There is a clear link between obesity and cancer and extra pounds around your waist can double your cancer risk.
Alcohol intake is linked to certain types of cancer but it’s not known yet if there’s any link with prostate cancer.
- Hydration could be linked to prostate health
Japanese and Chinese men have very low levels of prostate cancer and green tea is thought to be one reason why. Green tea is rich in polyphenols, which have antioxidant properties which could potentially reduce cancer risk.
Alcohol and fizzy drinks are rich in sugar, which can pile on the pounds. We know obesity is linked to cancer so switch to water instead to reduce calories, help flush out the kidneys and keep the body hydrated.
- Exercise can impact prostate health
Keeping active helps to balance hormone levels, prevent obesity and boost the immune system. Regular exercise helps to reduce your risk of many types of cancer and some studies show that it might have an effect in reducing prostate cancer risk too.

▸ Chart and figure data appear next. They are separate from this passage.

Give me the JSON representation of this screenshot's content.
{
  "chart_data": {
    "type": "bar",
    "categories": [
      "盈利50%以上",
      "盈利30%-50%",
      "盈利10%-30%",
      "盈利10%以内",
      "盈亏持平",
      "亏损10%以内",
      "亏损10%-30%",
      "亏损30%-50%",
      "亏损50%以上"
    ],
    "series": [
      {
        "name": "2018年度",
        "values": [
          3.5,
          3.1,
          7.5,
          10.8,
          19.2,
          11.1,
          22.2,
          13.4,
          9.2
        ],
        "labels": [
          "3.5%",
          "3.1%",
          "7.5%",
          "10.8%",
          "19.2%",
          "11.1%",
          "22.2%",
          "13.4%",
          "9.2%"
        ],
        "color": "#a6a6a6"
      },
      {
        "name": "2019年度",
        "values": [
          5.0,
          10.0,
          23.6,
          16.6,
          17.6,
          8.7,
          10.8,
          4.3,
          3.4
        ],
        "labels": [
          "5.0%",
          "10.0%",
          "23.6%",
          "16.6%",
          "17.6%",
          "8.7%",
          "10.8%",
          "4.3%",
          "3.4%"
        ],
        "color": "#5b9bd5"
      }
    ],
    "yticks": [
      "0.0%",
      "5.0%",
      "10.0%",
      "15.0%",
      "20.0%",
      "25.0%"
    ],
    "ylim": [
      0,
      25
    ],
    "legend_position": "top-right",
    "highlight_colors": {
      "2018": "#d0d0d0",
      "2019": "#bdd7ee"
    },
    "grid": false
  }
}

And it’s never too late – studies have shown that exercise is still beneficial for men who have been diagnosed with prostate cancer and are receiving treatment for it.
Aim for 150 minutes per week of exercise that makes you feel a bit out of breath. Don’t worry if you can’t manage this though, even small amounts can make a difference to your health. Brisk walking is enough, just gradually build up the time you spend doing it. You should also try to avoid sitting for long periods of time too.